Anoche me di cuenta qué aún se acuerda de mí,
en mi viejo sófa dónde plácidamente dormía,
túve un hermoso sueño y en mis sueños, la veía,
la ví alegre, cinsera, bonita, era mi dulce ana maria.
Ella me abrazo sonrriente y un tierno beso, ella me dío,
ví a sus hijos aún lado y ellos me preguntarón
qué si yó era su pápa.
Era una noche tierna con estrellas en el cielo
una noche calurosa, mis sabanas estabán mojadas,
y te volví a soñar, mi bello sueño éres, mi linda ana maría.
Qué lindos recuerdos tengo de tí, mi amor prohíbido
éres un narcizo, qué emana perfume celestial
éres una fuente púra,dónde yó bebí, agua de tú manantial,
Tus labios rojos como la cereza, qué yó probé,
son tan sabrosos parecidos al azúcar y a la miél.
Tú hermosa sonrrisa rompía,él llanto de la soledad y
tú hermoso cuerpo embellecia, el altar de mi catedral,
y la voz que salía de tú rica boca éran cantares celestiales.

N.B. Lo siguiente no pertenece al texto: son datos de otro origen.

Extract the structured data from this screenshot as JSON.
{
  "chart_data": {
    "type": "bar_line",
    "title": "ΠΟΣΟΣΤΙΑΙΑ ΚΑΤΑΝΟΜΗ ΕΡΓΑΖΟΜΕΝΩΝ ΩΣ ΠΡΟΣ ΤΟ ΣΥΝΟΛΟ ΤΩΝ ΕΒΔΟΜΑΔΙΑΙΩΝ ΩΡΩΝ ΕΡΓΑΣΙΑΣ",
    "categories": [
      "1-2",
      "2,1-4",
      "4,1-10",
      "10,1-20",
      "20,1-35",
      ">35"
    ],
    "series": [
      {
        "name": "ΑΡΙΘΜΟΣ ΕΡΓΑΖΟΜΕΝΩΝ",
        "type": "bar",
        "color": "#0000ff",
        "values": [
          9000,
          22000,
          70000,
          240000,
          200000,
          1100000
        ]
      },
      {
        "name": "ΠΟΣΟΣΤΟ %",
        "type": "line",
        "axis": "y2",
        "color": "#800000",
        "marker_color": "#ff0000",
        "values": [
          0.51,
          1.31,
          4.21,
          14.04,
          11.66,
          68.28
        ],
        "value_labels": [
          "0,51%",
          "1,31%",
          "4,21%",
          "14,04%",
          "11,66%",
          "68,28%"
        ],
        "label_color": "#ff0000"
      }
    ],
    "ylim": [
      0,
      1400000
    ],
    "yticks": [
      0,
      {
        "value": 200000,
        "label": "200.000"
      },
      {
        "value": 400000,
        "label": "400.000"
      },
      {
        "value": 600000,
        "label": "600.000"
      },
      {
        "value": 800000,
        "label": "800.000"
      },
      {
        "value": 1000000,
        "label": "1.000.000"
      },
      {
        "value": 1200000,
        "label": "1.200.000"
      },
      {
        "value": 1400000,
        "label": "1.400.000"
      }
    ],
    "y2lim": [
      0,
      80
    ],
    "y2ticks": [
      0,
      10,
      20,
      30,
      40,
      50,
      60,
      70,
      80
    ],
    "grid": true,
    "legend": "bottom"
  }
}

Me llenaste de amor y de ilusión, me salvastes la vida,
mí ana maría, mujer de noble corazón, éres mujer ídeal.
En mis manos aún están la sensibilidad de tú piél,
cada palmo, cada mílimetro, cada centímetro, cada metro
no hubo un pedazó de piél que mis manos no profanaran.
Mí bella ana maría, cuánto te áme y cuánto sufrí,
no hay dolor que no valga la pena, sí se sufre a sí.
Anoche me dí cuenta, qué aún te acuerdas de mí,
en mi viejo sófa dónde placidamente dormía,
tuvé un hermoso sueño y en mis sueños, la veía
ella me miraba fijamente a los ojos y me decia,
que jámas me ha de olvidar y qué yó vívo en su vída.